For out of prison he cometh to reign
That is, this is sometimes the case of a poor and wise child; he rises out of a low, mean, abject, obscure state and condition, to the highest dignity; from a prison house, or a place where servants are, to sit among princes, and even to have the supreme authority: so Joseph, to whose case Solomon is thought to have respect, and which is mentioned in the Midrash; who was but a young man, and poor and friendless, but wise; and was even laid in prison, though innocent and guiltless, from whence he was fetched, and became the second man in the kingdom of Egypt; so David, the youngest of Jesse's sons, was taken from the sheepfold, and set upon the throne of Israel: though Gussetius F5 interprets this of the old and foolish king, who comes out of the house or family, (Mydwoh) , of degenerate persons, as he translates the word, with a degenerate genius to rule; the allusion being to a degenerate vine; which sense agrees with ( Ecclesiastes 4:13 ) , and with what follows; whereas also [he that is] born in his kingdom becometh poor;
who is born of royal parents, born to a kingdom; is by birth heir to one, has it by inheritance, and has long possessed it; and yet, by his own misconduct, or by the rebellion of his subjects, he is dethroned and banished; or by a foreign power is taken and carried captive, and reduced to the utmost poverty, as Zedekiah, Nebuchadnezzar, and others: or if born poor, so Gussetius; with a poor genius, not capable of ruling, and so loses his kingdom, and comes to poverty. Or it may be rendered, "although in his kingdom he is born poor" F6; that is, though the poor and wise child is born poor in the kingdom of the old and foolish king; yet, out of this low estate, in which he is by birth, he comes and enjoys the kingdom in his room to such a strange turn of affairs are the highest honours subject: or, "for in his kingdom he is born poor" F7; even the person that is born heir to a crown is born a poor man; he comes as naked out of his mother's womb as the poorest man does; the conditions of both are equal as to birth; and therefore it need not seem strange that one out of prison should come to a kingdom. But the first sense seems best.


F5 Ebr. Comment. p. 553.
F6 (Mg yk) "quamvis etiam", Gejerus.
F7 "Nam etiam", Tigurine version, Cocceius; "quia etiam", Pagninus, Montanus, Schmidt, Rambachius, so Aben Ezra.

Ecclesiastes 4:14 In-Context

12 One person could be overpowered. But two people can stand up for themselves.
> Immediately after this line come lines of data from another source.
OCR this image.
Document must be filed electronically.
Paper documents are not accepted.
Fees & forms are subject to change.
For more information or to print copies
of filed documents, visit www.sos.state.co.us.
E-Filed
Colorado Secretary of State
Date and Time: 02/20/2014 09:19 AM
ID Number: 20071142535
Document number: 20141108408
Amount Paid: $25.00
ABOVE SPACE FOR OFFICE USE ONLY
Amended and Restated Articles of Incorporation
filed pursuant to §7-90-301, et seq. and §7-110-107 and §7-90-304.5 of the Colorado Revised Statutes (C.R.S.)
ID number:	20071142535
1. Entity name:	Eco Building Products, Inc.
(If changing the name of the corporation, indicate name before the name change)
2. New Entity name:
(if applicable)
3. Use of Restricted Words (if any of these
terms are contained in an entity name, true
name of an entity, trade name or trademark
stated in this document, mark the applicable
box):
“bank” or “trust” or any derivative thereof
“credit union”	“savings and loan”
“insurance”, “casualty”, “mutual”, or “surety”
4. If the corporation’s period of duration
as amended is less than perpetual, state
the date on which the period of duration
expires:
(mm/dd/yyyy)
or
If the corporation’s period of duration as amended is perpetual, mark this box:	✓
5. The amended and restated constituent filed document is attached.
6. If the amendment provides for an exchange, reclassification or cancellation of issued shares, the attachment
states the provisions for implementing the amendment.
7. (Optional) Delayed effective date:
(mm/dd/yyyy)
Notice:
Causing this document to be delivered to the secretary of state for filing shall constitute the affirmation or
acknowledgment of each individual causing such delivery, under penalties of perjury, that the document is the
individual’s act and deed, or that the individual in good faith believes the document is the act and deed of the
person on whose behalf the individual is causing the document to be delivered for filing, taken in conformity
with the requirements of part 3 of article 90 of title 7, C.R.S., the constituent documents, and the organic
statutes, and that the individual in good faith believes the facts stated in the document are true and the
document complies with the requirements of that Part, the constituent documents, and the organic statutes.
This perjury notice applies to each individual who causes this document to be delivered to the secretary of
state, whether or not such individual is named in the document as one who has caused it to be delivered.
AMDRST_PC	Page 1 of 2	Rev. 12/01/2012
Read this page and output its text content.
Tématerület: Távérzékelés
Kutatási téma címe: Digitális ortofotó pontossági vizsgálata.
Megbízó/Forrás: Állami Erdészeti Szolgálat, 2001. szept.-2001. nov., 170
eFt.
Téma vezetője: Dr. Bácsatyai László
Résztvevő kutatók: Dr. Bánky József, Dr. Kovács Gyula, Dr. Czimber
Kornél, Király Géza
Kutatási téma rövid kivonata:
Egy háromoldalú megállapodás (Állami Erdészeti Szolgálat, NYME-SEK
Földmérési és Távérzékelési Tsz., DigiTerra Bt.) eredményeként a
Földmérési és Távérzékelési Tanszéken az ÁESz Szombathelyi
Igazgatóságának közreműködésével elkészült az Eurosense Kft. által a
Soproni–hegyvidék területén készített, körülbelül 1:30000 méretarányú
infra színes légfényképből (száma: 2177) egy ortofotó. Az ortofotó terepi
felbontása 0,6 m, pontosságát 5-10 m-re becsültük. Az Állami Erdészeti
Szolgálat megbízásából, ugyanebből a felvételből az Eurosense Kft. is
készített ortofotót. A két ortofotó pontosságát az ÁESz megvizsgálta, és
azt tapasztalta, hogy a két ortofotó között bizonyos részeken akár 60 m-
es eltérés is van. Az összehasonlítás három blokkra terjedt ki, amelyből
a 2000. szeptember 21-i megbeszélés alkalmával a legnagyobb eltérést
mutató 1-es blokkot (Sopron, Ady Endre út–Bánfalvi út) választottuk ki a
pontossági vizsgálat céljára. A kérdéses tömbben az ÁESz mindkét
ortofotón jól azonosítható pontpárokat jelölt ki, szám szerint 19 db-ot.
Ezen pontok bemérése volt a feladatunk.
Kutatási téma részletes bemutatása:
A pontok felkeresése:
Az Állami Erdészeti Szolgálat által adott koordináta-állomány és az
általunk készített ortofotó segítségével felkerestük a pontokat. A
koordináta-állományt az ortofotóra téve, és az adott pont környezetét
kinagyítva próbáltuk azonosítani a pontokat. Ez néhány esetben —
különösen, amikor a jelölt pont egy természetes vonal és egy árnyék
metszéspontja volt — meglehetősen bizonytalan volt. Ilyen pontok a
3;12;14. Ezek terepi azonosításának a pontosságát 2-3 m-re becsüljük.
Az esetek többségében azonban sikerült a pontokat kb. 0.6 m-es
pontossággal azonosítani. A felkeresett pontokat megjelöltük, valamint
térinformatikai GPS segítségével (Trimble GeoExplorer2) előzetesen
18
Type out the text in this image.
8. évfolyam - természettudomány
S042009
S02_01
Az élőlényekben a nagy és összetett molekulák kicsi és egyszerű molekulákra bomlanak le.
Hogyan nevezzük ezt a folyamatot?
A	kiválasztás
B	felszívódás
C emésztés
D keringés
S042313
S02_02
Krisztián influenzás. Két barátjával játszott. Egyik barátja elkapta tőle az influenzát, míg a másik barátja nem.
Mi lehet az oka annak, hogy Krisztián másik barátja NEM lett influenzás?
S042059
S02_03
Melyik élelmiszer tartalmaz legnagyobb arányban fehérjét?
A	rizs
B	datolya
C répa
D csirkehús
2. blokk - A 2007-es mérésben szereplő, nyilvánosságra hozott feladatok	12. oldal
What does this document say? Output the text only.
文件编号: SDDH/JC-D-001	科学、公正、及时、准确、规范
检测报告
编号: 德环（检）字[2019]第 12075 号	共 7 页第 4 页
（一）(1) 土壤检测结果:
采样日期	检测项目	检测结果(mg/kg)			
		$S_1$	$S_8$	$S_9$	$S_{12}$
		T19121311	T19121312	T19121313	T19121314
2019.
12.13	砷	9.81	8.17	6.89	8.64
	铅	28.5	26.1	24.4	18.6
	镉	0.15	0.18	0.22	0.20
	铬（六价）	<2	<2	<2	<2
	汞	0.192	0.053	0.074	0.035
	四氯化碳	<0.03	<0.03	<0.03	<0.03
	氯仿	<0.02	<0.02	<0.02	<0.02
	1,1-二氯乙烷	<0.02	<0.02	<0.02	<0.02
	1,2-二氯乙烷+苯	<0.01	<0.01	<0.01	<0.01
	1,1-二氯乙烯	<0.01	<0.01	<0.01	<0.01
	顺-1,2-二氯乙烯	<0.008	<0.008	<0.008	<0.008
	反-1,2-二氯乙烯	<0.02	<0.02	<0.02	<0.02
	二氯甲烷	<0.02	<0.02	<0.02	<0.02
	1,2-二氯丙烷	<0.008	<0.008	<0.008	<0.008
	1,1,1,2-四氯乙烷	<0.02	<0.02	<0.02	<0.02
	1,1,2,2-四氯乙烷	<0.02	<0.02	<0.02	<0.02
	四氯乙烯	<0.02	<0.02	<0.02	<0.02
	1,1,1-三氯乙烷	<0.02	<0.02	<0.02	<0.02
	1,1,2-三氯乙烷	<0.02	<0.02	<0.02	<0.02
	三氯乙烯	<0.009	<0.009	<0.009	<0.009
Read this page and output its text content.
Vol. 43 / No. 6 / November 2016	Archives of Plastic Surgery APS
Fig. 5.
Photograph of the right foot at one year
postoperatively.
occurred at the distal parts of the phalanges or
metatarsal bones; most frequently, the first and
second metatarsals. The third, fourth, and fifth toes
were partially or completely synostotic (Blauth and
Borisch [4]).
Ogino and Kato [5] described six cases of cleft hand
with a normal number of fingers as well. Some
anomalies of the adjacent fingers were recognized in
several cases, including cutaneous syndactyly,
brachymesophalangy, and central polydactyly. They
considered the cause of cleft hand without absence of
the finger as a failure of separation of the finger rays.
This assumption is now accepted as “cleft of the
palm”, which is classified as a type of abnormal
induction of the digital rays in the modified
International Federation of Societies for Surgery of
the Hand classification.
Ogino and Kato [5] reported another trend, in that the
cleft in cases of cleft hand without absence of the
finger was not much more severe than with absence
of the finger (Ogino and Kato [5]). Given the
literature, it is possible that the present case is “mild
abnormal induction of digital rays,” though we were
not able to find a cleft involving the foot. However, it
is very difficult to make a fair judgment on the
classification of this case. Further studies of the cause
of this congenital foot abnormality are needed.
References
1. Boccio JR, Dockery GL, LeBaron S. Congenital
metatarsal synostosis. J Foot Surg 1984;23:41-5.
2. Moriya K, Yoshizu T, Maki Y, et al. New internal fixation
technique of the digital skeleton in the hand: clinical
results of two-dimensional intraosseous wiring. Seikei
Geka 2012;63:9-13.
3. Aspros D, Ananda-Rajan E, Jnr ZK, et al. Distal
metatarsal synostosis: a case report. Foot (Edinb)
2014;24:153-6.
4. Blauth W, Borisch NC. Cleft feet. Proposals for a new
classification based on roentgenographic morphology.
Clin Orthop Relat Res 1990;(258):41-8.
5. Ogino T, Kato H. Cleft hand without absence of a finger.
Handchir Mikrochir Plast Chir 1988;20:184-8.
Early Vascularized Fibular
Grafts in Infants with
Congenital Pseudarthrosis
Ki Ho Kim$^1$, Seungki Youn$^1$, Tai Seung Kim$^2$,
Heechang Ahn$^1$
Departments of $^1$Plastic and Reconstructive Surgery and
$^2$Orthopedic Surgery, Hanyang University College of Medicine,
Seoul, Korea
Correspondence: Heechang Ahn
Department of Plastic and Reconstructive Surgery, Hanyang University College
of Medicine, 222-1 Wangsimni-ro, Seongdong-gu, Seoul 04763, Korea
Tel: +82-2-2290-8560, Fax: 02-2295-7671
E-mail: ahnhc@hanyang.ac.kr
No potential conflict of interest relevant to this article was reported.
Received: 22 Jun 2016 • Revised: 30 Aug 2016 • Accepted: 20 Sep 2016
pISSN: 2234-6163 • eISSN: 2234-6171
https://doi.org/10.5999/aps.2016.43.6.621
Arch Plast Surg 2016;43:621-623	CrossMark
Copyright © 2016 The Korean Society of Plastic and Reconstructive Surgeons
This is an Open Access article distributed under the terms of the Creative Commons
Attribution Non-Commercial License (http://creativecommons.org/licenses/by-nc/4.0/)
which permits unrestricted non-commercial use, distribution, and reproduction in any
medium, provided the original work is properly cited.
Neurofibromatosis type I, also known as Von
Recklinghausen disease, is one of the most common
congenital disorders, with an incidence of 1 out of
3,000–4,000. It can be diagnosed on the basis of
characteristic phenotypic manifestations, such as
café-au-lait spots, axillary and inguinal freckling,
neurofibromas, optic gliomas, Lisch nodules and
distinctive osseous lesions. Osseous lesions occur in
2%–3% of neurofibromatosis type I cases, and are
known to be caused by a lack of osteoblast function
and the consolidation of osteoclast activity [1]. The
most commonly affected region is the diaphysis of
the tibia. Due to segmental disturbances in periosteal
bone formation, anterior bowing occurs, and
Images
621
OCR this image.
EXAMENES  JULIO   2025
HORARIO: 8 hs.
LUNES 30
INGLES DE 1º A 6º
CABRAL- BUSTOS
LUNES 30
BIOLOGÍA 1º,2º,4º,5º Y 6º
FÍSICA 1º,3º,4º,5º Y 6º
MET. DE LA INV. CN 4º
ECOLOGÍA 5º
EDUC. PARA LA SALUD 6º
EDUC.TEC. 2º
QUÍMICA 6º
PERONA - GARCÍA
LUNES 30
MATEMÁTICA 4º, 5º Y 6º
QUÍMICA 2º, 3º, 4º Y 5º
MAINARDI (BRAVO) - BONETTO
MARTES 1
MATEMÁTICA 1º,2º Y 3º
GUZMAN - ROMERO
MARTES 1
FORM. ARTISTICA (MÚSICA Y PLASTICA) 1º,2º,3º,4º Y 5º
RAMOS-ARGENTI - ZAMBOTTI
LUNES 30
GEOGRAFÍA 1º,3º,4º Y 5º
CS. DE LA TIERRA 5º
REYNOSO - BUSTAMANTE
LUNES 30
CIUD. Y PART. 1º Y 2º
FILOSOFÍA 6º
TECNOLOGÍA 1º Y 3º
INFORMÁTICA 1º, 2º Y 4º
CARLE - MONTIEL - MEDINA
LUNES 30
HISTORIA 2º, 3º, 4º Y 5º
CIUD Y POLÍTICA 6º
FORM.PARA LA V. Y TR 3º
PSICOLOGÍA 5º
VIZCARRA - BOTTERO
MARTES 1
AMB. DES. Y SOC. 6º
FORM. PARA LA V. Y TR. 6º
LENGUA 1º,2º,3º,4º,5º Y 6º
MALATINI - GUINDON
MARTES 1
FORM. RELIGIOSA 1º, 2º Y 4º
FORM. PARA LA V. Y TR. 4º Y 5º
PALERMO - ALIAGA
And a rope made out of three cords isn't easily broken.
13 A poor but wise young man is better off than an old but foolish king. That king doesn't pay attention to a warning anymore.
14 The young man might have come from prison to become king. Or he might have been born poor within the kingdom but still became king.
15 I saw that everyone was following the young man who had become the new king.
16 At first, all of the people served him when he became king. But those who came later weren't pleased with the way he was ruling. That doesn't have any meaning either. It's like chasing the wind.